How To Make A Sled Kite
For this Sled, you need 2 lengths of 5mm wooden dowel. For a light-wind Sled, the dowel doesn't have to be very stiff.
Make sure the dowels are exactly the same length. Trim one a little if necessary, with the hack-saw.
Round off the 4 tips with your wood file.
The template shown above represents one side of the kite sail. You will now transfer these measurements to the sail plastic as follows...
Firstly, take a large bag that will fit the entire Template shape within one side, and lay it flat on the floor.
Measure and mark the corners of the template shape with dots.
Using the marking pen, rule lines between the dots. For lines longer than the ruler, just add a few extra dots using one of the dowel spars as a ruler! Then it's easy to connect the dots. It's probably best not to rule the whole line with the dowel, since it bends easily. All the lines are visible in the photo.
Flip the plastic bag over, and trace over all the black lines using your marker pen and ruler.
Cut out a rectangular section of the bag containing the kite sail, open it out and lay it flat on the floor - you can now see the complete sail outline, as in the photo.
Lay clear sticking tape along all the lines, except the diamond-shaped vent holes. Most of the width of the tape should be inside the kite's outline. Use a single length of tape for each line.
Hold it out straight, touch it down to the plastic at one end, then at the other end, dab it down in the middle, then press down all along its length.
With scissors, cut along all the black lines, including the vents - this will leave most of the width of the sticking tape inside the sail outline.
Place 9 short lengths of tape down as reinforcers, in the positions shown by the small yellow rectangles in the photo.
Note: Don't worry about overlapping lengths of tape at the corners, it will all look tidier after the cutting is done.
Firstly, pull a length of flying line tight across the plastic, over the corners where the left spar will go. Tape the line down to the floor (not the plastic!) at each end. Mark the plastic on either side of the line with dots, near the center of the kite.
Remove the thread, and place the left spar onto the plastic.
Prepare 6 lengths of electrical insulation tape, each one about 3 times longer than it is wide.
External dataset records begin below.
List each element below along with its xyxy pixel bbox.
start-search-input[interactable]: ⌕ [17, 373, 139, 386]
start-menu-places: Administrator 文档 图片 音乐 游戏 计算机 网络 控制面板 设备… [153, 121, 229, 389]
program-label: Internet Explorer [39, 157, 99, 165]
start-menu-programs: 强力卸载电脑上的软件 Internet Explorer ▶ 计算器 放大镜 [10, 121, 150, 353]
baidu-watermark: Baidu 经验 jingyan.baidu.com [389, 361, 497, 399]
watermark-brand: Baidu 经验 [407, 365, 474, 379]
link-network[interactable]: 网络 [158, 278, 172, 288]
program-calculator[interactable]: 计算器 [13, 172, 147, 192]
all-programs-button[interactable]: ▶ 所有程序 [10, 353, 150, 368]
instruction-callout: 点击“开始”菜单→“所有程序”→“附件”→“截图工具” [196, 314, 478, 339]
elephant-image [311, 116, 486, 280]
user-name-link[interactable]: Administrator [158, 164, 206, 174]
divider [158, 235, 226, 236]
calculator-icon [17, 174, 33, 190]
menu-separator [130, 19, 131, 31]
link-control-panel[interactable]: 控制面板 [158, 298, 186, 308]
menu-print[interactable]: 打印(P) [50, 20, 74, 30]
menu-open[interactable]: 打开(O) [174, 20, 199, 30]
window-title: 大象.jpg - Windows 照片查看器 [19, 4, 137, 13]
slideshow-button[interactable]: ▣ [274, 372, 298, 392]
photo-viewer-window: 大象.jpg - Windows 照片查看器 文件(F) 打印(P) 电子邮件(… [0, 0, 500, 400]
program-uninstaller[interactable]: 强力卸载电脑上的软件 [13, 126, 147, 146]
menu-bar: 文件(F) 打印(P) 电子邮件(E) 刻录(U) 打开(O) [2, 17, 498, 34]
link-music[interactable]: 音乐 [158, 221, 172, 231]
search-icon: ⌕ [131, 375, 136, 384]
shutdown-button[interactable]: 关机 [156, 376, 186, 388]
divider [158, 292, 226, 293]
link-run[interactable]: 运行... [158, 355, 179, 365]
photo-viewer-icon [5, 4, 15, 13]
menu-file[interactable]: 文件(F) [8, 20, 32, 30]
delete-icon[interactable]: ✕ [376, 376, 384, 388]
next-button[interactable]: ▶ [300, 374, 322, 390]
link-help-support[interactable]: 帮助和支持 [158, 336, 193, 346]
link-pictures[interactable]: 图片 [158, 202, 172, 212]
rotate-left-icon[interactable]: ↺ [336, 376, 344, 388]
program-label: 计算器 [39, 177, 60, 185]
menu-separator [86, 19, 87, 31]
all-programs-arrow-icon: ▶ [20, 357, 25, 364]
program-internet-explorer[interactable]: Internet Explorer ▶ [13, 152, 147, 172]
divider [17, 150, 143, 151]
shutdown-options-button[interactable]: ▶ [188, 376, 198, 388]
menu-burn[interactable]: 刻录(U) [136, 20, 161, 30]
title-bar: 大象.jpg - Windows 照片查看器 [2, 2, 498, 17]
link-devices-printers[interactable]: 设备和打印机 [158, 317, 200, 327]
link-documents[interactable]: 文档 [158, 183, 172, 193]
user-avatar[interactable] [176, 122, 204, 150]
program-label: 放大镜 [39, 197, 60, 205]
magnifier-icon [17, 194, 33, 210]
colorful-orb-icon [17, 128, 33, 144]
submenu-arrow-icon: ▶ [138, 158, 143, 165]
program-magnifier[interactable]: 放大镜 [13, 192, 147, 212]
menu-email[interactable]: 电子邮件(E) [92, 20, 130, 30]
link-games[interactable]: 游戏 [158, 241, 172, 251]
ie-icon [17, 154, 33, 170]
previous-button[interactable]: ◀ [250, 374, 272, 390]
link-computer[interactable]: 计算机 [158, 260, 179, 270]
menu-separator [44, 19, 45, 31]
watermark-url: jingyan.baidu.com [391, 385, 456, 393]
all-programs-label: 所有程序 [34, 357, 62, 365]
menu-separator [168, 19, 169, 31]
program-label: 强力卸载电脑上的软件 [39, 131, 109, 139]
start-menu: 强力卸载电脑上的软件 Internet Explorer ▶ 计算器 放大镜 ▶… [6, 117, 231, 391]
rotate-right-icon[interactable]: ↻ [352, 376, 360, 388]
Stick them by a corner onto something handy like a table edge. You can remove them one at a time as needed.
Cap the ends of the spar with tape, as in the photo, by sticking it down over the dowel and plastic then folding it under the plastic to stick on the other side - a bit tricky, take your time!
Next, lay a short length of electrical tape across the dowel and onto the plastic, at the center. Use those dots on the plastic to position the center of the dowel, which will ensure that it is perfectly straight. See the photo.
Now, tape down the right hand spar in exactly the same way.
The Towing Points
Here's how to reinforce the towing points...
Prepare another 3 lengths of electrical insulation tape, 2 of them 0.08DL (9.6cm, 3 3/4") long, the other 0.05DL (6cm, 2 1/2").
Firstly, stick down one of the longer pieces of tape from left to right. Let it stick out from the plastic a distance of about twice the tape's width. See the photo.
Turn the sail over and stick down the other longer piece of tape exactly the same way, so both pieces stick to the plastic at one end and to each other at the other end.
Lay down the remaining shorter piece of tape across the towing point in a nearly vertical direction, then fold the ends under the plastic. The photo shows how the corner of the sail should be covered in tape.
Now go over to the right side of the sail and do exactly the same thing with another 3 pieces of tape. The pieces of tape that stick out are where you will attach the bridle line. This method of creating Sled towing points is surprisingly strong and can take a lot of punishment in gusty air.
All the construction details for the bridle are contained in the large photo below. Look and read carefully, and you can't go wrong on this rather important bit!
Once your kite + bridle looks like the photo up there...
Fold the kite so it looks like the Template diagram at the top of this page. The 2 spars should be touching each other along their entire length. Stretch out the bridle loop across the floor in a straight line. If the Prusik knot is not right at the end, adjust it so it is.
At this point, you've pretty much finished making the Dowel Sled!
Prepare To Fly
Finally, make up a flying line and attach it to the bridle with a Lark's Head Knot.
See the photo over there, where the Lark's Head has been left loose.
Firstly, if it's very windy outside, stay home! This is a big light-wind kite and it can be a handful in fresh wind. Assuming there is some breeze outside, just dangle the kite at arm's length until the wind catches it.
As long as you feel the kite pulling, let out line slowly by taking loop after loop off the winder.
Be very cautious about letting line slip through your fingers, since this kite can easily give you line-burn!
Another approach is to get a helper to hold the kite up and let it go, on the end of maybe 10 or 20 meters of line. This way, the kite soon gets high enough to make it easy to let more line out.
The launch picture up there shows the Sled on its way up, in a light and gusty breeze.
Have fun flying, and I hope you've enjoyed learning how to make a Sled kite!